そういう事情もあり、2人きりになることも許されるようになった。それもフレディ様とわたくしの素行のお陰もある。つまり、2人きりになっても問題は起こさないだろうと判断されているのだ。
それは正解だった。フレディ様は引っ付いては来るけれど、一線は超えてこない。こめかみへのキスも、挨拶ですることもあるのでセーフだ。
そう、度を越さないスキンシップは許されているのだ。それも卒業パーティーでより自然にイチャラブを見せつけるためだと、王妃様が熱弁していた。
なのである程度は王妃様にわたくし達の動きが漏れている。恥ずかしいという感情は、彼方へ投げ飛ばした。
閑話休題。
頭を撫で始めたら、フレディ様がよりスリスリしてきた。まるで犬を撫でているかのよう。

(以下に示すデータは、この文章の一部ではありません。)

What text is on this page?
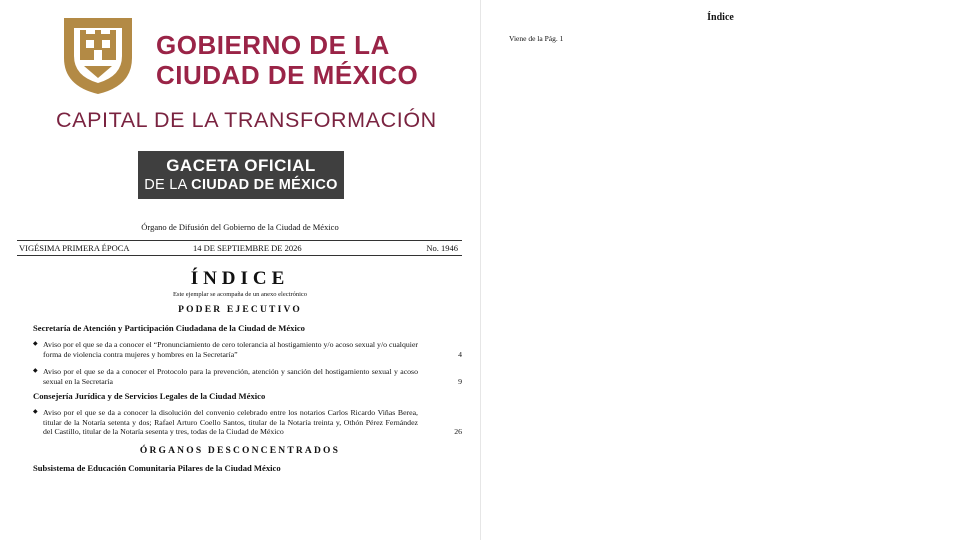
GOBIERNO DE LA
CIUDAD DE MÉXICO

CAPITAL DE LA TRANSFORMACIÓN

GACETA OFICIAL
DE LA CIUDAD DE MÉXICO
Órgano de Difusión del Gobierno de la Ciudad de México
VIGÉSIMA PRIMERA ÉPOCA	14 DE SEPTIEMBRE DE 2026	No. 1946
ÍNDICE
Este ejemplar se acompaña de un anexo electrónico
PODER EJECUTIVO
Secretaría de Atención y Participación Ciudadana de la Ciudad de México
◆ Aviso por el que se da a conocer el “Pronunciamiento de cero tolerancia al hostigamiento y/o acoso sexual y/o cualquier forma de violencia contra mujeres y hombres en la Secretaría”	4
◆ Aviso por el que se da a conocer el Protocolo para la prevención, atención y sanción del hostigamiento sexual y acoso sexual en la Secretaría	9
Consejería Jurídica y de Servicios Legales de la Ciudad México
◆ Aviso por el que se da a conocer la disolución del convenio celebrado entre los notarios Carlos Ricardo Viñas Berea, titular de la Notaría setenta y dos; Rafael Arturo Coello Santos, titular de la Notaría treinta y, Othón Pérez Fernández del Castillo, titular de la Notaría sesenta y tres, todas de la Ciudad de México	26
ÓRGANOS DESCONCENTRADOS
Subsistema de Educación Comunitaria Pilares de la Ciudad México
Índice
Viene de la Pág. 1
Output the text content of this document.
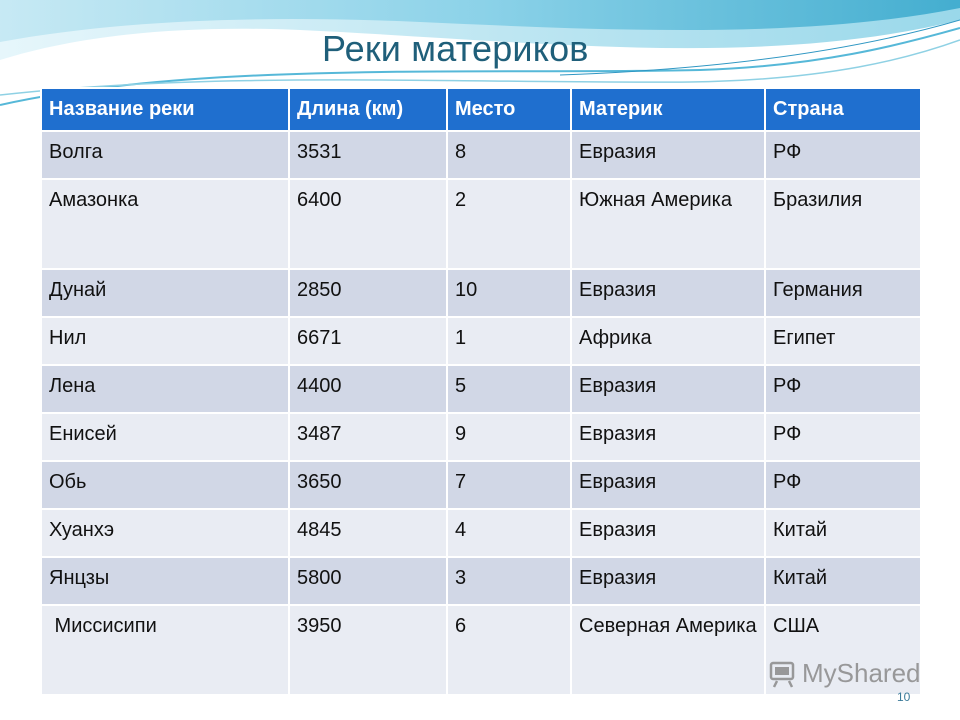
Реки материков
Название реки	Длина (км)	Место	Материк	Страна
Волга	3531	8	Евразия	РФ
Амазонка	6400	2	Южная Америка	Бразилия
Дунай	2850	10	Евразия	Германия
Нил	6671	1	Африка	Египет
Лена	4400	5	Евразия	РФ
Енисей	3487	9	Евразия	РФ
Обь	3650	7	Евразия	РФ
Хуанхэ	4845	4	Евразия	Китай
Янцзы	5800	3	Евразия	Китай
Миссисипи	3950	6	Северная Америка	США
MyShared
10
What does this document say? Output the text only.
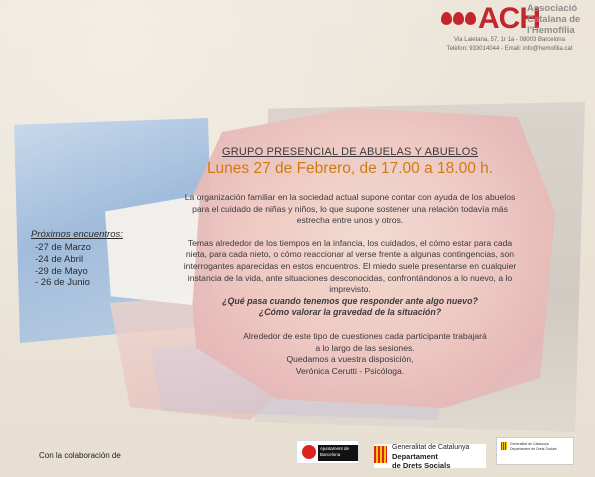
ACH
Associació
Catalana de
l'Hemofília
Via Laietana, 57, 1r 1a - 08003 Barcelona
Telèfon: 933014044 - Email: info@hemofilia.cat

GRUPO PRESENCIAL DE ABUELAS Y ABUELOS

Lunes 27 de Febrero, de 17.00 a 18.00 h.

La organización familiar en la sociedad actual supone contar con ayuda de los abuelos para el cuidado de niñas y niños, lo que supone sostener una relación todavía más estrecha entre unos y otros.

Temas alrededor de los tiempos en la infancia, los cuidados, el cómo estar para cada nieta, para cada nieto, o cómo reaccionar al verse frente a algunas contingencias, son interrogantes aparecidas en estos encuentros. El miedo suele presentarse en cualquier instancia de la vida, ante situaciones desconocidas, confrontándonos a lo nuevo, a lo imprevisto.

¿Qué pasa cuando tenemos que responder ante algo nuevo?

¿Cómo valorar la gravedad de la situación?

Alrededor de este tipo de cuestiones cada participante trabajará a lo largo de las sesiones.
Quedamos a vuestra disposición,
Verónica Cerutti - Psicóloga.

Próximos encuentros:

-27 de Marzo
-24 de Abril
-29 de Mayo
- 26 de Junio
Con la colaboración de
Ajuntament de Barcelona
Generalitat de Catalunya
Departament
de Drets Socials
Generalitat de Catalunya
Departament de Drets Socials
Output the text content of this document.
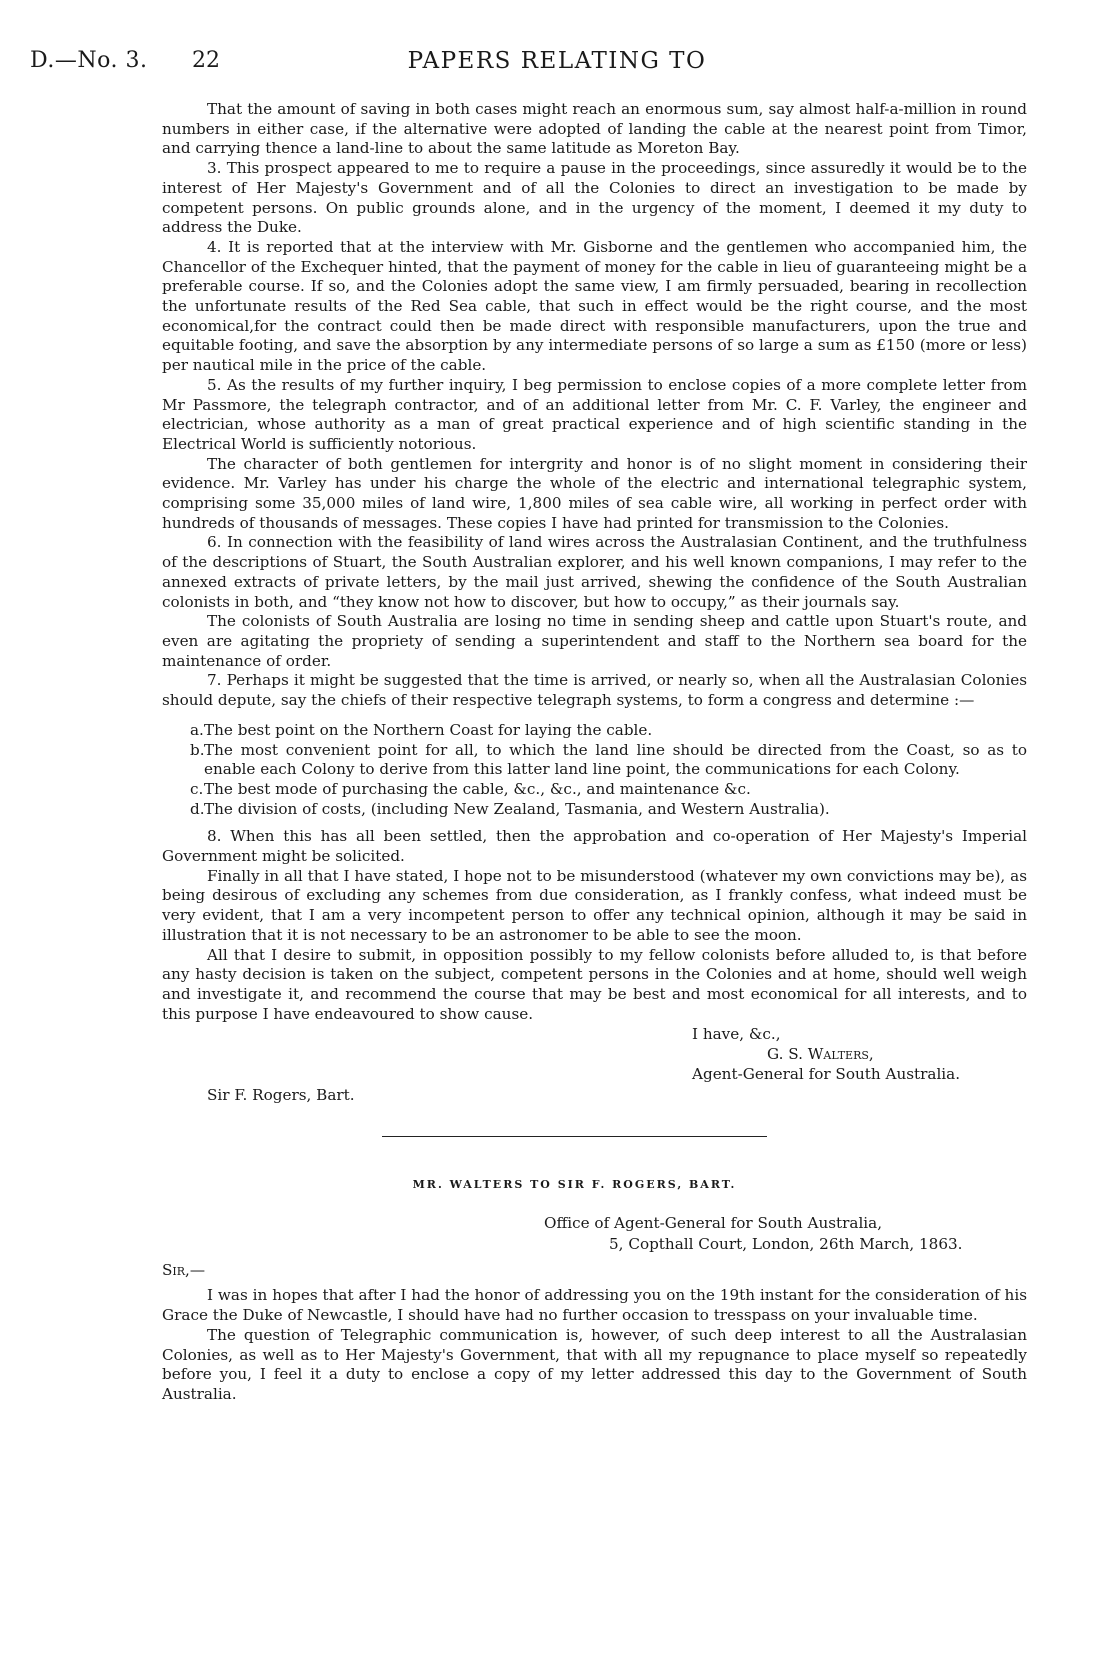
D.—No. 3. 22	PAPERS RELATING TO

That the amount of saving in both cases might reach an enormous sum, say almost half-a-million in round numbers in either case, if the alternative were adopted of landing the cable at the nearest point from Timor, and carrying thence a land-line to about the same latitude as Moreton Bay.

3. This prospect appeared to me to require a pause in the proceedings, since assuredly it would be to the interest of Her Majesty's Government and of all the Colonies to direct an investigation to be made by competent persons. On public grounds alone, and in the urgency of the moment, I deemed it my duty to address the Duke.

4. It is reported that at the interview with Mr. Gisborne and the gentlemen who accompanied him, the Chancellor of the Exchequer hinted, that the payment of money for the cable in lieu of guaranteeing might be a preferable course. If so, and the Colonies adopt the same view, I am firmly persuaded, bearing in recollection the unfortunate results of the Red Sea cable, that such in effect would be the right course, and the most economical,for the contract could then be made direct with responsible manufacturers, upon the true and equitable footing, and save the absorption by any intermediate persons of so large a sum as £150 (more or less) per nautical mile in the price of the cable.

5. As the results of my further inquiry, I beg permission to enclose copies of a more complete letter from Mr Passmore, the telegraph contractor, and of an additional letter from Mr. C. F. Varley, the engineer and electrician, whose authority as a man of great practical experience and of high scientific standing in the Electrical World is sufficiently notorious.

The character of both gentlemen for intergrity and honor is of no slight moment in considering their evidence. Mr. Varley has under his charge the whole of the electric and international telegraphic system, comprising some 35,000 miles of land wire, 1,800 miles of sea cable wire, all working in perfect order with hundreds of thousands of messages. These copies I have had printed for transmission to the Colonies.

6. In connection with the feasibility of land wires across the Australasian Continent, and the truthfulness of the descriptions of Stuart, the South Australian explorer, and his well known companions, I may refer to the annexed extracts of private letters, by the mail just arrived, shewing the confidence of the South Australian colonists in both, and “they know not how to discover, but how to occupy,” as their journals say.

The colonists of South Australia are losing no time in sending sheep and cattle upon Stuart's route, and even are agitating the propriety of sending a superintendent and staff to the Northern sea board for the maintenance of order.

7. Perhaps it might be suggested that the time is arrived, or nearly so, when all the Australasian Colonies should depute, say the chiefs of their respective telegraph systems, to form a congress and determine :—

a. The best point on the Northern Coast for laying the cable.
b. The most convenient point for all, to which the land line should be directed from the Coast, so as to enable each Colony to derive from this latter land line point, the communications for each Colony.
c. The best mode of purchasing the cable, &c., &c., and maintenance &c.
d. The division of costs, (including New Zealand, Tasmania, and Western Australia).

8. When this has all been settled, then the approbation and co-operation of Her Majesty's Imperial Government might be solicited.

Finally in all that I have stated, I hope not to be misunderstood (whatever my own convictions may be), as being desirous of excluding any schemes from due consideration, as I frankly confess, what indeed must be very evident, that I am a very incompetent person to offer any technical opinion, although it may be said in illustration that it is not necessary to be an astronomer to be able to see the moon.

All that I desire to submit, in opposition possibly to my fellow colonists before alluded to, is that before any hasty decision is taken on the subject, competent persons in the Colonies and at home, should well weigh and investigate it, and recommend the course that may be best and most economical for all interests, and to this purpose I have endeavoured to show cause.

I have, &c.,
G. S. Walters,
Agent-General for South Australia.
Sir F. Rogers, Bart.
MR. WALTERS TO SIR F. ROGERS, BART.
Office of Agent-General for South Australia,
5, Copthall Court, London, 26th March, 1863.

Sir,—

I was in hopes that after I had the honor of addressing you on the 19th instant for the consideration of his Grace the Duke of Newcastle, I should have had no further occasion to tresspass on your invaluable time.

The question of Telegraphic communication is, however, of such deep interest to all the Australasian Colonies, as well as to Her Majesty's Government, that with all my repugnance to place myself so repeatedly before you, I feel it a duty to enclose a copy of my letter addressed this day to the Government of South Australia.
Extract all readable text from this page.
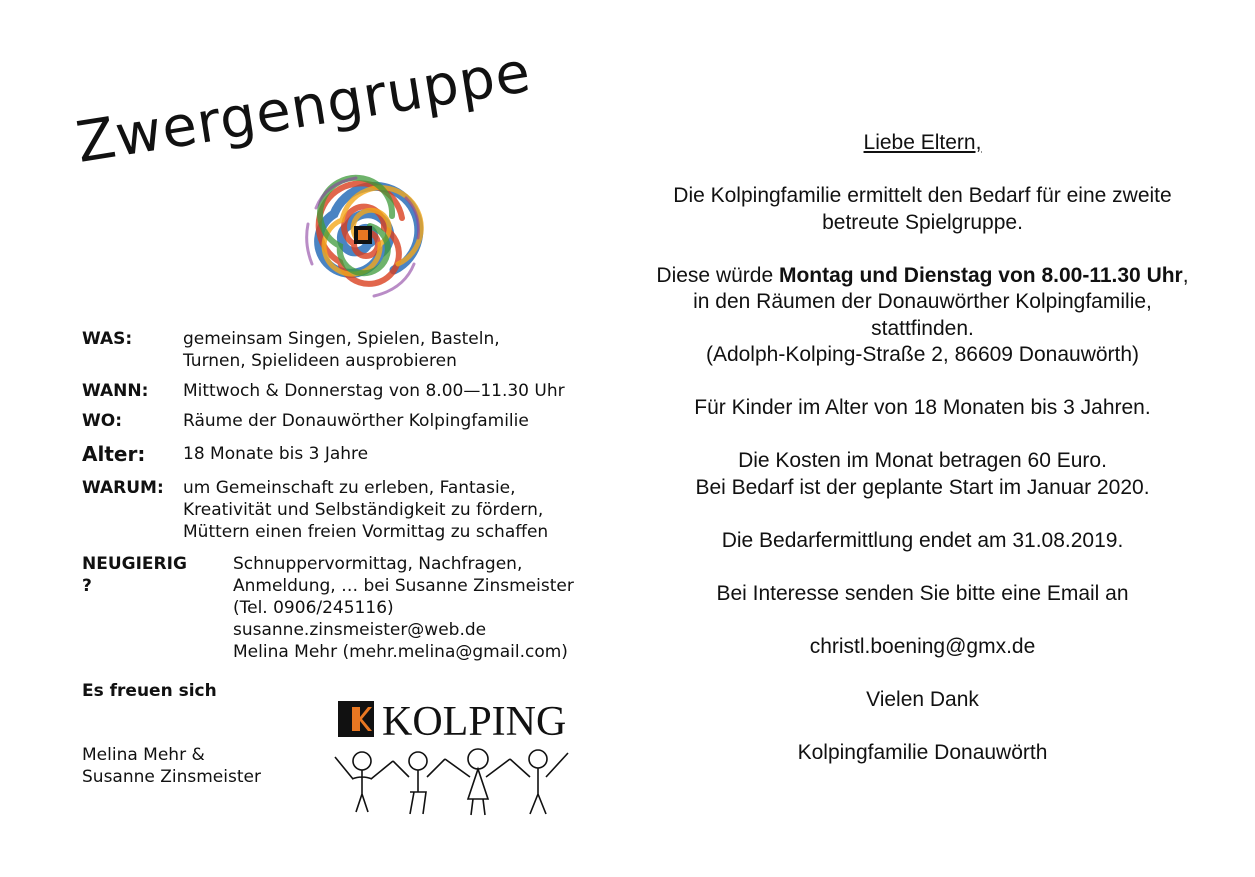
Zwergengruppe
WAS:	gemeinsam Singen, Spielen, Basteln,
Turnen, Spielideen ausprobieren
WANN: Mittwoch & Donnerstag von 8.00—11.30 Uhr
WO:	Räume der Donauwörther Kolpingfamilie
Alter: 18 Monate bis 3 Jahre
WARUM: um Gemeinschaft zu erleben, Fantasie,
Kreativität und Selbständigkeit zu fördern,
Müttern einen freien Vormittag zu schaffen
NEUGIERIG ?
Schnuppervormittag, Nachfragen,
Anmeldung, … bei Susanne Zinsmeister
(Tel. 0906/245116)
susanne.zinsmeister@web.de
Melina Mehr (mehr.melina@gmail.com)
Es freuen sich
Melina Mehr &
Susanne Zinsmeister
KOLPING

Liebe Eltern,

Die Kolpingfamilie ermittelt den Bedarf für eine zweite

betreute Spielgruppe.

Diese würde Montag und Dienstag von 8.00-11.30 Uhr,

in den Räumen der Donauwörther Kolpingfamilie,

stattfinden.

(Adolph-Kolping-Straße 2, 86609 Donauwörth)

Für Kinder im Alter von 18 Monaten bis 3 Jahren.

Die Kosten im Monat betragen 60 Euro.

Bei Bedarf ist der geplante Start im Januar 2020.

Die Bedarfermittlung endet am 31.08.2019.

Bei Interesse senden Sie bitte eine Email an

christl.boening@gmx.de

Vielen Dank

Kolpingfamilie Donauwörth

あの子達、撫でてほしいとアピールがすごく可愛いもの。狼も犬科なので大差無いか。実質フレディ様は犬ね。
可愛い。
「……エッタは僕をどうしたいんだ」
「それはわたくしのセリフでもあるのですが」
「それもそうか」
お互いにお互いの理性を試すようなことをすることもある。
もちろん本当に危なくなったら、自然と離れるのだ。冷静に見ると、少し面白い。
似た者同士なのだ。自分が優位になって、相手を翻弄したいというのが根底にあるのだ。
結局攻守は直ぐに交代することが殆どなので、今の所五分五分だ。
「フレディ様は、他の方のお話を聞きますの?」
「まあ、周りの状況を把握することも大事だと口すっぱく言われているからね。けれど、僕と同じくらいなんて考えては行けないよ。年数が違うんだ」
「承知しております。しかし感情は厄介なもので、悔しいんですの」
「エッタでもそう言う風になるんだな」
「わたくしを皆様優秀と言いますが、そう見せているだけですもの」
「そう周りに違和感なく見せている時点で、ハリボテではない実力だ」
「……とりあえず、わたくしに教えてくれなかったフレディ様を恨みますわ」
褒めてくれるのは純粋に嬉しいけれど、複雑な気持ちが邪魔をしてしまう。
悔し紛れに言うと、フレディ様は笑って言った。
「仕方ないだろう。そんなに目の下にクマまで出来ていれば、優先順位が下がると言うものだ。……少し寝るといい」
そう言って起き上がり、ソファから降りる。眼を覆うように手を置かれれば、その温かさに直ぐにいしきは落ちてしまった。